Al entorno cercano de El Pardo comenzaron a llegar las críticas, ya no solo de Vicente Gil, sino de algunos miembros del Gobierno como el ministro Muñoz Grandes. En una de sus visitas para hablar con Franco aprovechó para explayarse con su primo Franco Salgado-Araujo.

—No han tenido suerte con el matrimonio de su hija.

—Eso es una evidencia.

—Alguien debería decírselo al marqués.

—Creo que no nos corresponde a nosotros. Nuestro cometido es otro.

—Por cierto, no me gusta nada el apoyo que está recibiendo Juan Carlos. —Muñoz Grandes todavía barajaba la idea de que podría sustituir a Franco sin necesidad de reinstaurar la monarquía.

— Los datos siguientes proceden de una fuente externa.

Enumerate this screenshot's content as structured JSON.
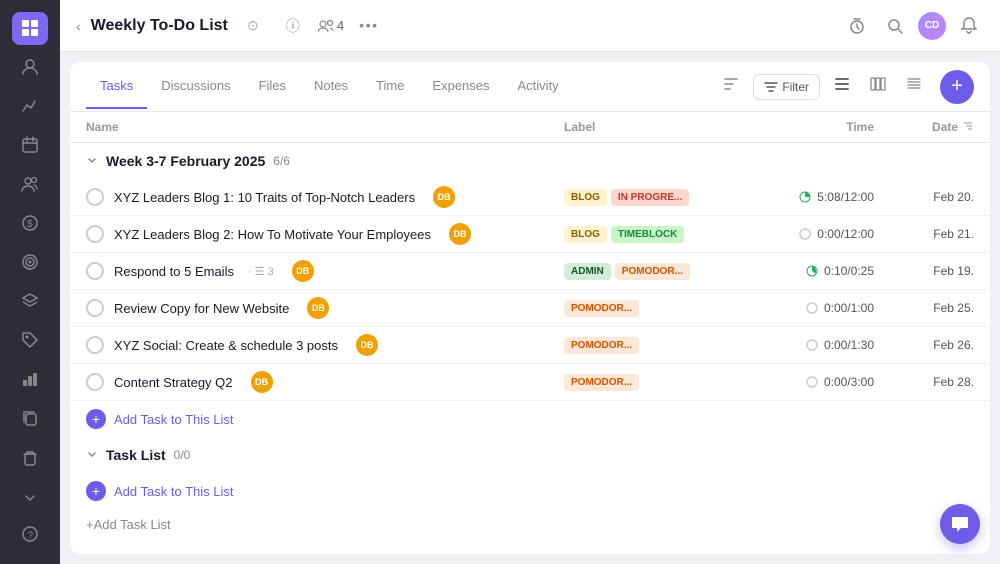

—Hace poco me ha dicho su excelencia que el príncipe está demasiado supeditado a la política de su padre. Se ha establecido en Portugal, en Monte Estoril. La solución alternativa si lo de Juan Carlos no se arregla, podría ser su primo Alfonso, el hijo de don Jaime.

—Aquí no nos hacen falta príncipes, sino personas que sepan llevar un país. —Al ministro no le gustaba nada esta solución monárquica—. Está por ver qué pueden hacer por España.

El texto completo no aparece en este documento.